How was the weather?

"Jan. 11 was so frightfully cold that all of the communion wine froze," says an entry from 1684 by Brother Josef Dietrich, governor and "weatherman" of the once-powerful Einsiedeln Monastery. "Since I've been an ordained priest, the sacrament has never frozen in the chalice."

"But on Jan. 13 it got even worse and one could say it has never been so cold in human memory," he adds.

Diaries of day-to-day weather details from the age before 19th-century standardized thermometers are proving of great value to scientists who study today's climate. Historical accounts were once largely ignored, as they were thought to be fraught with inaccuracy or were simply inaccessible or illegible. But the booming interest in climate change has transformed the study of ancient weather records from what was once a "wallflower science," says Christian Pfister, a climate historian at the University of Bern.

From Discovery News. Tracking climate change is of course the prime motivator here, but what is also interesting is the changing variability of the weather:
Brother Konrad Hinder, the current weatherman at Einsiedeln and an avid reader of Dietrich's diaries, says his predecessor's precise accounts of everything from yellow fog to avalanches provide historical context.

"We know from Josef Dietrich that the extremes were very big during his time. There were very cold winters and very mild winters, very wet summers and very dry summers," he says, adding that the range of weather extremes has been smaller in the 40 years he has recorded data for the Swiss national weather service.

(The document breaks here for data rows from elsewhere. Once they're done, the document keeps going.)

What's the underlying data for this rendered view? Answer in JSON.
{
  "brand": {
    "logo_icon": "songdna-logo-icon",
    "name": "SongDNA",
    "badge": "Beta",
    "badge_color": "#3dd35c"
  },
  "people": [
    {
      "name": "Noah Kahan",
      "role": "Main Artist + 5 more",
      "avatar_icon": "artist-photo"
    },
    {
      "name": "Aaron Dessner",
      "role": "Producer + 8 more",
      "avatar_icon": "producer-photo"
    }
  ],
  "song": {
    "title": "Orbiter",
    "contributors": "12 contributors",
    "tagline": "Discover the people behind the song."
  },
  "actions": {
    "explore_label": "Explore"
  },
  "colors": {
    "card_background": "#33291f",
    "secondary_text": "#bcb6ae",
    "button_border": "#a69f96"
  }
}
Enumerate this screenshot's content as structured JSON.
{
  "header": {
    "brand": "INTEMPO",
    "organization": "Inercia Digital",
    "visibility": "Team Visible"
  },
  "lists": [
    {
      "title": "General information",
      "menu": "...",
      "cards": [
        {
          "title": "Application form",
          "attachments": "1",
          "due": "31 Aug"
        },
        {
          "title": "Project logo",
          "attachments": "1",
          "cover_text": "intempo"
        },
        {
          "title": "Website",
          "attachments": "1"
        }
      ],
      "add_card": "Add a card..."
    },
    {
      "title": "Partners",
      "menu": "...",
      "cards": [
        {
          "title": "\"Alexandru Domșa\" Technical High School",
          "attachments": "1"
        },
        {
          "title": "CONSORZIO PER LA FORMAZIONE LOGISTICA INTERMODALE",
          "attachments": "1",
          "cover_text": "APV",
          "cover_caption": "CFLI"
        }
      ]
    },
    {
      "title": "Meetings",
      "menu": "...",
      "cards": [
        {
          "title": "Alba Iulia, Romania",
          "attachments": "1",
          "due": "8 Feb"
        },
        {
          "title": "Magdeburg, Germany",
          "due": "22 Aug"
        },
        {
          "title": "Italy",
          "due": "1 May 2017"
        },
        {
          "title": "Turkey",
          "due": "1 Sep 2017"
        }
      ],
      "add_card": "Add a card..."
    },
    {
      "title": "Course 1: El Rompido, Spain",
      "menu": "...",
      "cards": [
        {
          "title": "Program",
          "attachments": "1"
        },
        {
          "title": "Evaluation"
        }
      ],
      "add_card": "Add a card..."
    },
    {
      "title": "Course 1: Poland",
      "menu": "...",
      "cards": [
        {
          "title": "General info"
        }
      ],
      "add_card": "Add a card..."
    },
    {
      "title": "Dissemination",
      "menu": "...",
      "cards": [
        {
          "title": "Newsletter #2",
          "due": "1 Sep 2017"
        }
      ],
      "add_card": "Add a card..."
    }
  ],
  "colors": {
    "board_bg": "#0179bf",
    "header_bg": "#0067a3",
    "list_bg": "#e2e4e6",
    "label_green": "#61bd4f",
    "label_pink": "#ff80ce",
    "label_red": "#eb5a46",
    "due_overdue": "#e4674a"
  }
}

Posted by David on September 18, 2007 10:45 AM

Comments

The non-metric but faithfully descriptive records do have a valuable seat at the conundrum that is the debate over climatic change. Time depth seems only to obscure the edges of the debat and highlights the confusion over "weather" and "climate." Also apparent is the need to undertsand that whatever the present "climate" may be, there is nothing that says that our modern "climate" is the ideal or norm for planet Earth. An observor in Manhattan 15,000 years ago would have the idea that ice sheets hundreds of feet thick, sea levels 300 feet lower (water was on land as ice)and mastodons were "ideal." A later ancient living 10,000 years ago, would have witnessed the mother of all climate change episodes as the Earth warmed and all that ice vanished and the sea rose 300 feet very, very rapidly. And there were no coal fired electric plants, automobiles or flatulent cattle--or for that matter political hot air.